Senza contare che vìola un importante principio logico (e di buon senso): se una strategia ha mostrato di non funzionare ogni volta che è stata applicata, è meglio cercarne di nuove che siano più efficaci. Soprattutto quando la posta in gioco è la sopravvivenza della nostra specie.
Aumentare la produzione alimentare anno dopo anno non ha mai fatto altro che aumentare anche la nostra popolazione (salvo riduzioni temporanee dovute a pestilenze o guerre)
e peggiorare la nostra situazione ambientale, anno dopo anno. Forse è il caso di provare una soluzione alternativa, anziché insistere a utilizzare solo questa. Soprattutto considerando i danni catastrofici che la sovrappopolazione sta causando.

Definendo la connessione tra disponibilità di cibo e crescita demografica "solo" una teoria e rifiutandosi per questo di prenderla in considerazione, si implicano tre cose non vere:
  1. Che la teoria alternativa sia un fatto accertato e non una teoria anch'essa.
  2. Che quando non si ha una risposta certa al 100% si può scegliere quella che si preferisce a prescindere dalla sua validità, coerenza ed esaustività.
  3. Che una teoria sia priva di validità scientifica, che sia solo un'idea campata in aria e fondata sul niente e quindi possa venire ignorata.
Le prime due affermazioni implicite le abbiamo già trattate. Veniamo alla terza.

Come ha detto Quinn stesso riguardo l'evoluzione: "
[...] nella scienza una teoria non è una congettura non dimostrata, è un concetto che organizza degli elementi". Capita molto spesso nella ricerca scientifica che non si possano avere prove matematiche della validità di una certa teoria a causa della natura della questione in esame (e di limitazioni di tempo e strumentazioni), ma questo non significa che si possano ignorare le teorie sostenute e confermate da tutti i dati esistenti e scegliere di credere ad altre teorie che non riescono a spiegarne alcuni o addirittura ne vengono contraddette. La teoria con la maggiore validità e coerenza va preferita, a meno di non voler gettare il metodo scientifico e la razionalità dalla finestra.

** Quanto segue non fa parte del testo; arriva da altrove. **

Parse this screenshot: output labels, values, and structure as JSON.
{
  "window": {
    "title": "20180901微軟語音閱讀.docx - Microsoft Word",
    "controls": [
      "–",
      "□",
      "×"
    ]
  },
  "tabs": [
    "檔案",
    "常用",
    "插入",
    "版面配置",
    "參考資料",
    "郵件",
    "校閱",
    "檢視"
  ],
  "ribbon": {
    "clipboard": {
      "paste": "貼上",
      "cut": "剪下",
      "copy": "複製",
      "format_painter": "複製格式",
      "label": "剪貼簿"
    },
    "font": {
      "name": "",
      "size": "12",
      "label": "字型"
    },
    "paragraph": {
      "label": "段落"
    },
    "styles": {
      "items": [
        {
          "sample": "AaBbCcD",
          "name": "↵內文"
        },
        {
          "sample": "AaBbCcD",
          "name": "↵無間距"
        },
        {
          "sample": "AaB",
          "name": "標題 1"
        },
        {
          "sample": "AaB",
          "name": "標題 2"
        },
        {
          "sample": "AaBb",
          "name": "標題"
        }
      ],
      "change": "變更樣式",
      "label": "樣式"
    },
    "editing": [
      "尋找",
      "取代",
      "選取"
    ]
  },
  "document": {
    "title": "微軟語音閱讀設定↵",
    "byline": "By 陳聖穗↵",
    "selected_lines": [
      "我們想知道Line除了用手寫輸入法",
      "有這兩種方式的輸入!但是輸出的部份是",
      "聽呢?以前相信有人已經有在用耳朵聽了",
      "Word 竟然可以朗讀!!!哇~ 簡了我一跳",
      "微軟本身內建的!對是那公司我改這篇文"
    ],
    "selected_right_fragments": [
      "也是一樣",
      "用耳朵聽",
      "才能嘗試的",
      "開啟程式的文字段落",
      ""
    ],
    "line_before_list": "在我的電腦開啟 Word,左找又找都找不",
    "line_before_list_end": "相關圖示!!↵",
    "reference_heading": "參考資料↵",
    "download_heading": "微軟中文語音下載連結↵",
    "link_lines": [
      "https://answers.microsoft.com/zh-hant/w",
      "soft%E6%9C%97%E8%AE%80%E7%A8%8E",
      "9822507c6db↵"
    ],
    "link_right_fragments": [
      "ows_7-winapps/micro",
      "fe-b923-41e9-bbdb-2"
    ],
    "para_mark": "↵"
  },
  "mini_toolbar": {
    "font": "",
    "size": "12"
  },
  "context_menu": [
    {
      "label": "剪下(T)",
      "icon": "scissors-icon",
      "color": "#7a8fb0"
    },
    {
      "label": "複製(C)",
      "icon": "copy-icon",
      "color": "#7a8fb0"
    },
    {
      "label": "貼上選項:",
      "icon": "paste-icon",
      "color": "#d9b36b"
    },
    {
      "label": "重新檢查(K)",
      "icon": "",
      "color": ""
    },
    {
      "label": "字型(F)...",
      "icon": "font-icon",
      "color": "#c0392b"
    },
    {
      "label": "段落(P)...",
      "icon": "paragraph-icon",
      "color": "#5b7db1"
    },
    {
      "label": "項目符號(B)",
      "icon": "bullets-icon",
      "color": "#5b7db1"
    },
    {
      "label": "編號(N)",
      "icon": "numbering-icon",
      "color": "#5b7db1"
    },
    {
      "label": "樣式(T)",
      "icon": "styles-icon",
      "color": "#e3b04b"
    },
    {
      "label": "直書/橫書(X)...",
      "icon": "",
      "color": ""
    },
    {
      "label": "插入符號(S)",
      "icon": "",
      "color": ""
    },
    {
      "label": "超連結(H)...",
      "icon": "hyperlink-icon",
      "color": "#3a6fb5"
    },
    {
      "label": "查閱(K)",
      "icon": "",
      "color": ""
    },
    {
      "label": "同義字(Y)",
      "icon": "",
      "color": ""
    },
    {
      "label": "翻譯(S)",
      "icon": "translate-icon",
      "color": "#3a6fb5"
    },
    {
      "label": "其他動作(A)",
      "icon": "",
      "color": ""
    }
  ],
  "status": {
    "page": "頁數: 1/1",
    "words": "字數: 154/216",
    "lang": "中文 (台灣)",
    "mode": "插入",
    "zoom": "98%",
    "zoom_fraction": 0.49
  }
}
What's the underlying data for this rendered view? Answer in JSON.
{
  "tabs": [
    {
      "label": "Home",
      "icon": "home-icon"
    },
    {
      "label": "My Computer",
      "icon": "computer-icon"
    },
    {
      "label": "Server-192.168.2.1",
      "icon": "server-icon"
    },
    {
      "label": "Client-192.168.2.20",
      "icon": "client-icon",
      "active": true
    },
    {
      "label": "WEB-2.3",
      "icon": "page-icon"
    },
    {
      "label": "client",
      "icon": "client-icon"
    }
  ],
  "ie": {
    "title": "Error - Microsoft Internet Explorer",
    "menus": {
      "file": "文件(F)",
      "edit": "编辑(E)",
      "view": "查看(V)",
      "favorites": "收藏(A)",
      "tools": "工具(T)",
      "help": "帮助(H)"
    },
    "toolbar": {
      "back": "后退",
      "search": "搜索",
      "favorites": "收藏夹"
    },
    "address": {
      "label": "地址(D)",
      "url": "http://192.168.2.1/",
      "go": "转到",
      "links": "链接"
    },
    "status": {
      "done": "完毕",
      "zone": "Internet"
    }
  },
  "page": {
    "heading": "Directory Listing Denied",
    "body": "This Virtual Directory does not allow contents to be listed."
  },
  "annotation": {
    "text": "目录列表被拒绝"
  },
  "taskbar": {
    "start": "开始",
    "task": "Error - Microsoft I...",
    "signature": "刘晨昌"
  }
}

Anche l'evoluzione è "solo" una teoria, perché anche in quel caso è impossibile ottenere prove matematicamente certe, ma non vuol dire che abbia scientificamente senso credere al creazionismo e ignorare il potere esplicativo, predittivo e chiarificatore
dell'evoluzione.

Perfino la gravità è "solo" una teoria (si sa che gli oggetti si attraggono a vicenda ma non si sa ancora con certezza perché e come questo avvenga), ma la teoria della gravitazione basata sulla relatività di Einstein è ormai confermata da tanti di quegli elementi che (quasi) nessuno si sognerebbe di ignorarla per questo (nonostante presenti ancora alcune anomalie e discrepanze).

In conclusione, a dispetto della mancanza di prove matematiche, la teoria secondo cui la popolazione umana (come quella di qualunque altra specie) è una funzione della disponibilità di cibo è la miglior base teorica attualmente in nostro possesso per capire e risolvere problemi come la sovrappopolazione e la fame globale. Continuare a ignorarla e ad applicare teorie che si sono regolarmente dimostrate inefficienti aggrappandosi al pretesto che non esistono prove certe al 100% della sua validità, significa fraintendere il funzionamento del metodo scientifico e continuare a dirigersi verso la catastrofe.